Pat, Richard & Tricia in their first campaign photograph, 1946.

Richard Nixon won the congressional election in 1946, and Frank, Hannah, and Eddie continued to reside in the Nixon Home until 1947 when they moved to Pennsylvania to be closer to Washington, D.C. At that time, Richard’s younger brother Don moved into the Nixon Home with his wife Clara Jane and their children.

In 1948, Richard Nixon ran for re-election. While running for re-election to Congress in 1948, Pat and Richard, along Tricia and with their newborn daughter Julie, arrived in September 1948 for an extended stay to campaign for re-election. They stayed with Don and Clara Jane in the Nixon Home. Richard, Pat, and their daughters lived in one bedroom, Don, Clara Jane, and their children lived in another bedroom, and Pat’s sister Niva, moved in to lend a hand and stayed in the third bedroom.
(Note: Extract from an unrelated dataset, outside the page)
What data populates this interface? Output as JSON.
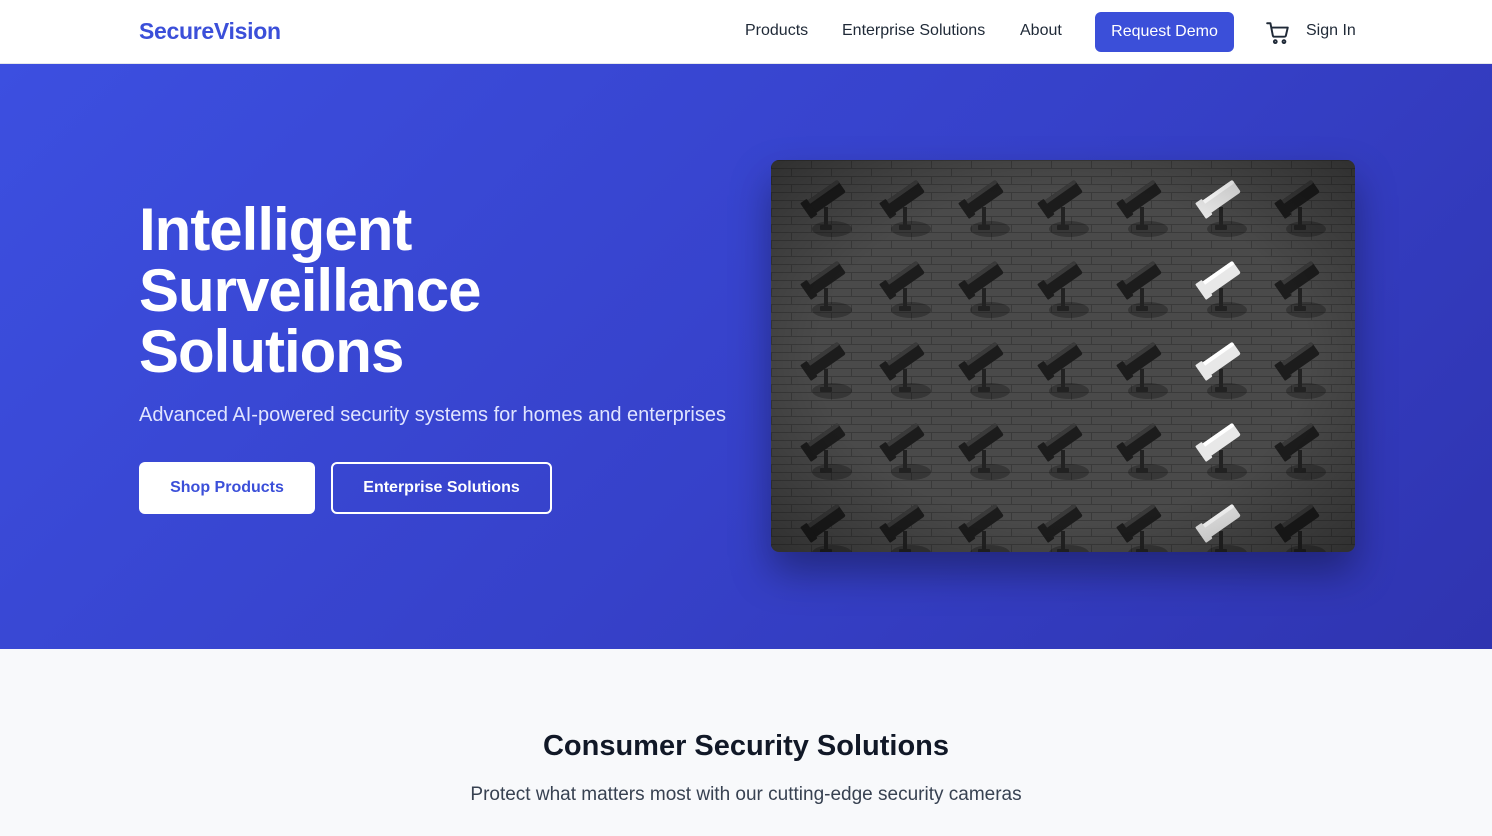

Richard won re-election in November and returned to Washington DC. But before he and his family departed to the East Coast, Richard called his friend Donald Fantz, who owned Don Fantz Appliance Co. in Whittier. Richard told Fantz: “Pat and I are staying out at Don’s. You know, he hasn’t got any heat in that place. It’s cold, boy it’s really cold. I wonder if you’ll do me a favor. Will you go out there and look it over and see what it needs, see what you can put in there in the way of some floor furnaces or some heat, or something, to make it warm and comfortable for them. They have done so much for Pat and me and we are staying there, and we cannot do anything for them. This is one way that I can kind of pay them back a little bit for what they have done for us. That is the only way I know that I can do something for Don.” Not surprisingly, Don’s wife Clara Jane loved the new heater – even using the floor vent to dry clothes on rainy days!

Don and his family continued to reside in the Nixon Home until 1960. Throughout those years the Nixons often visited and stayed at the home.

In 1960, Don and Clara Jane and their family moved to Newport Beach. At that time, Hannah moved back to the Nixon Home where she resided until she could no longer live on her own and moved to a nursing home.

In 1960, while Hannah was residing at the Nixon Home, Richard lost one of the closest presidential elections in US history to John Kennedy. Hannah was devastated by the loss and received letters of support from around the world. Her pastor Reverend George Ball of the East Whittier Friend’s Church, located across the street, was shocked when he stopped in on Hannah one day and found her responding to these stacks and stacks of letters in long hand and offered to write a simple generic response. Hannah refused, telling the Reverend “No, they took the time, and they wrote to me, so I have to write to them.” Hannah was so popular with the media and received so many telephone inquiries, that the telephone service to the Nixon Home had to be re-wired to the home of Whittierite Evlyn Dorn (Nixon’s legal secretary at the Bewley Law Firm, a great supporter of Nixon who continued to assist him in all of his campaigns) so she could screen Hannah’s calls.

There can be no doubt but that the Nixon Home is a significant part of the Nixon family history in Whittier. Richard Nixon had a meteoric rise in America politics, going from freshman Congressman to Vice President within 6 years, based on his first campaign launched from the Nixon Home. Because he continued to register to vote at the Nixon Home until after 1960, Richard Nixon voted for himself at the nearby home of Roger McNey at 10651 Avonbury Avenue.

After he voted for himself, Nixon had a plan. Other than Pat, he was with John DiBietta from the LAPD and James Hughes, his military aide as Vice President.

Once Pat and Richard voted, as the press was milling about, Pat and Richard split up, with Richard, DiBietta and Hughes taking off in a separate car. As the press tried to follow, they made a couple quick turns and saw an open garage which they pulled into as the press continued down the street.

Once they lost the press, the three of them headed south to spend the day in Tijuana before returning to see the election returns come in. Richard Nixon is the only US presidential candidate to vote for himself to lead this country, then go have cocktails in a Tijuana, only to return later that same day. This would not have occurred, but for the Nixon Home.

The Nixon Home is absolutely “particularly representative of a distinct historical period, type, style, region or way of life.”

Unfortunately, other than the East Whittier Friends Church, the nearby Eldo West residence at 15935 Russell Street (where Nixon’s cousin Jessamyn West wrote Friendly Persuasion), and the Nixon Home, no other structures from Nixonville still exist.

The Nixon Home is inextricably linked to Richard Nixon. He wrote is debut political speech at the home on November 1, 1946. He frequently stayed there, even having new heating installed as a thank you to his brother. This is significant because many authors have written about what they contend is a strained relationship between Richard and Don Nixon, But the Nixon Home stands for the opposite – two brothers sticking together and supporting each other in every way they could. Richard Nixon continued to own the Nixon Home until 1975, when post-resignation financial pressures required him sell the longtime Nixon Home.

I am so pleased we could save the Nixon Home! Happy Birthday Mr. President!!